Nachdem zuletzt diverse Konzernbosse sich kritisch gegenüber Donald Trump geäußert hatten wegen den allseits bekannten Einreisebeschränkungen, gibt es jetzt wieder Rückendeckung von prominenter Stelle. Lautstarke Unterstützung gibt es von General Electric-Chef Jeffrey Immelt. So sagte er gegenüber CNBC es sei toll was Trump vorhabe in Sachen Steuern, Infrastruktur und Regulierungen. Er werde Trump in jeglicher nur möglichen Weise unterstützen. Verständlich, wenn Immelt daran denkt, wie viele bürokratische Hemmnisse und Steuerlasten Trump für seinen gigantischen Mischkonzern beseitigen könnte. Zitat:

„We create great jobs here when we sell our products every place, and I think the president knows that,“ Immelt told „Mad Money“ host Jim Cramer on Wednesday. Immelt also said he likes what Trump is doing so far when it comes to infrastructure, tax reform and regulatory reform. He plans to help Trump in any way that he can, and intends to lead by example.

Immelt sagte aber auch etwas sehr Interessantes. Die USA seien bereits der Gewinner, da man mit 5% der Weltbevölkerung 25% des weltweiten Bruttosozialprodukts erwirtschafte. Niedriglöhne sei etwas aus den 80er-Jahren gewesen, was GE damals gemacht habe. Heute gehe es um Exporte. Wenn man (GE) jetzt globalisiere, ginge es darum noch mehr Produkte zu verkaufen. Auch wies er darauf hin: Falls Trump ihn auffordere mehr Jobs in den USA zu schaffen, würde er ihm antworten, dass er sich den Markt anschauen solle. GE könne es mit jedem Konkurrenten weltweit aufnehmen. Dabei solle Trump GE unterstützen.

Intel

Der Chef von Intel Brian Krzanich hat sich ins Weiße Haus zitieren lassen, und nutzt die Bühne neben Trump um im Sinne der neuen Staatsraison zu verkünden Intel werde (neben all den Autobauern etc) im US-Bundesstaat Arizona eine Fertigung im Wert von 7 Milliarden Dollar hochziehen (VIDEO). Auch betont der Intel-Chef, dass man mehrheitlich in den USA produziere und forsche. 80% von dem was man verkaufe, gehe ins Ausland (Exporte, ja verdammt nochmal, darum geht´s…). Dass die angesprochene neue Fabrik eh schon angedacht war, geschenkt. Dafür gibt´s vom Präsidenten auch gleich ein dickes Lob.

https://twitter.com/realDonaldTrump/status/829410107406614534


Intel-Chef Brian Krzanich. Foto: Intel/Wikipedia (CC BY-SA 2.0)

Ivanka Trump

Auch um Trumps Tochter Ivanka gibt es aktuell ein wenig Wirbel. Die in den USA bekannte Kaufhauskette Nordstrom hat die Modekollektion der Präsidententochter aus dem Sortiment entfernt.
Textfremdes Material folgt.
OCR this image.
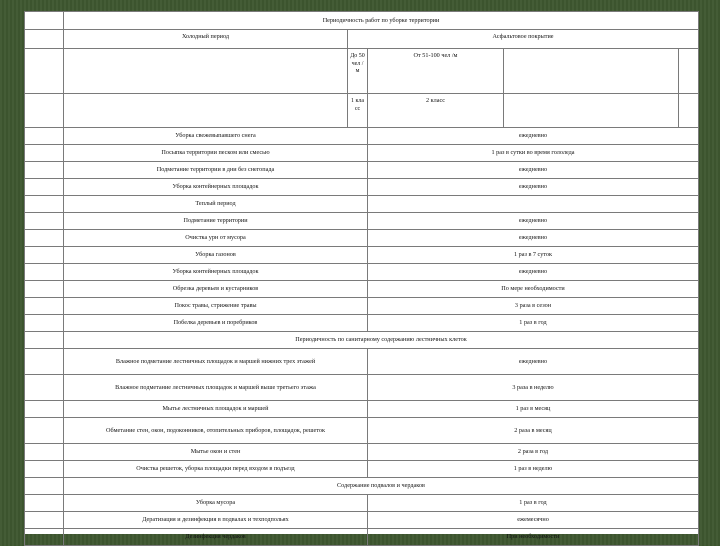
	Периодичность работ по уборке территории				
	Холодный период	Асфальтовое покрытие			
		До 50 чел /м	От 51-100 чел /м		
		1 кла сс	2 класс		
	Уборка свежевыпавшего снега		ежедневно		
	Посыпка территории песком или смесью		1 раз в сутки во время гололеда		
	Подметание территории в дни без снегопада		ежедневно		
	Уборка контейнерных площадок		ежедневно		
	Теплый период				
	Подметание территории		ежедневно		
	Очистка урн от мусора		ежедневно		
	Уборка газонов		1 раз в 7 суток		
	Уборка контейнерных площадок		ежедневно		
	Обрезка деревьев и кустарников		По мере необходимости		
	Покос травы, стрижение травы		3 раза в сезон		
	Побелка деревьев и поребриков		1 раз в год		
	Периодичность по санитарному содержанию лестничных клеток				
	Влажное подметание лестничных площадок и маршей нижних трех этажей		ежедневно		
	Влажное подметание лестничных площадок и маршей выше третьего этажа		3 раза в неделю		
	Мытье лестничных площадок и маршей		1 раз в месяц		
	Обметание стен, окон, подоконников, отопительных приборов, площадок, решеток		2 раза в месяц		
	Мытье окон и стен		2 раза в год		
	Очистка решеток, уборка площадки перед входом в подъезд		1 раз в неделю		
	Содержание подвалов и чердаков				
	Уборка мусора		1 раз в год		
	Дератизация и дезинфекция в подвалах и техподпольях		ежемесячно		
	Дезинфекция чердаков		При необходимости		
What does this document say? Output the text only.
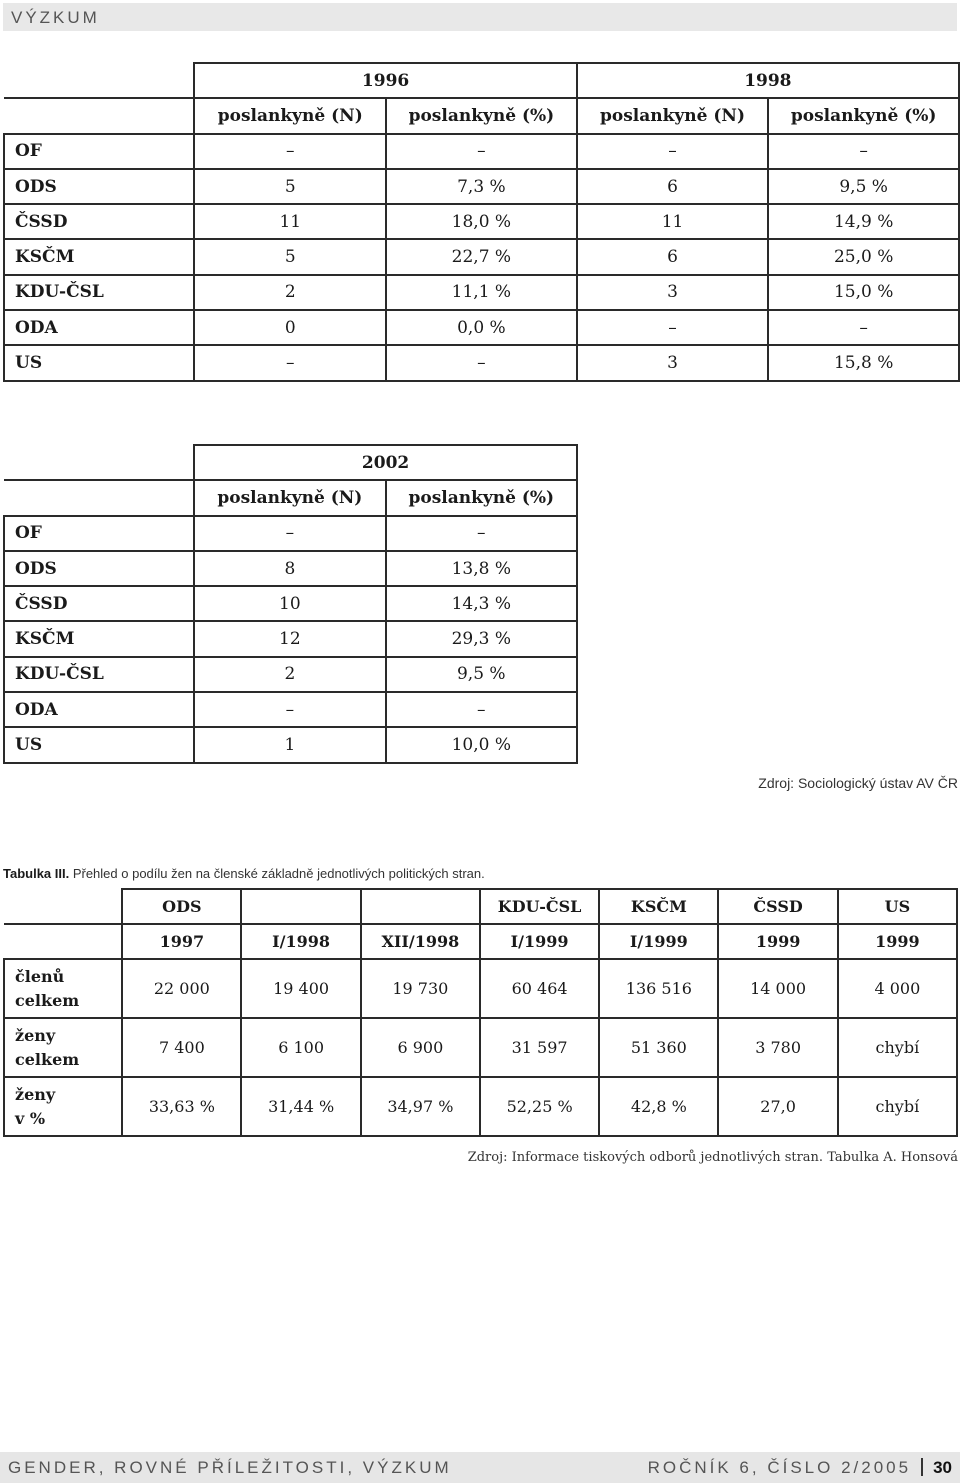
VÝZKUM
	1996		1998	
	poslankyně (N)	poslankyně (%)	poslankyně (N)	poslankyně (%)
OF	–	–	–	–
ODS	5	7,3 %	6	9,5 %
ČSSD	11	18,0 %	11	14,9 %
KSČM	5	22,7 %	6	25,0 %
KDU-ČSL	2	11,1 %	3	15,0 %
ODA	0	0,0 %	–	–
US	–	–	3	15,8 %
	2002	
	poslankyně (N)	poslankyně (%)
OF	–	–
ODS	8	13,8 %
ČSSD	10	14,3 %
KSČM	12	29,3 %
KDU-ČSL	2	9,5 %
ODA	–	–
US	1	10,0 %
Zdroj: Sociologický ústav AV ČR
Tabulka III. Přehled o podílu žen na členské základně jednotlivých politických stran.
	ODS			KDU-ČSL	KSČM	ČSSD	US
	1997	I/1998	XII/1998	I/1999	I/1999	1999	1999
členů
celkem	22 000	19 400	19 730	60 464	136 516	14 000	4 000
ženy
celkem	7 400	6 100	6 900	31 597	51 360	3 780	chybí
ženy
v %	33,63 %	31,44 %	34,97 %	52,25 %	42,8 %	27,0	chybí
Zdroj: Informace tiskových odborů jednotlivých stran. Tabulka A. Honsová
GENDER, ROVNÉ PŘÍLEŽITOSTI, VÝZKUM	ROČNÍK 6, ČÍSLO 2/2005 30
Donald Trump meint, dass seine Tochter von Nordstrom unfair behandelt wurde. Den Tweet hierzu hat Trump ebenfalls über das offizielle Twitter-Account als Präsident weiterverbreitet, was so eigentlich nicht vorgesehen ist. Dafür müsste er eigentlich weiterhin nur sein privates Konto benutzen. Aber ist ja egal. Nordstrom übrigens reagiert auf die Kritik und verweist auf die geringen Verkaufszahlen der Produkte von Ivanka Trump.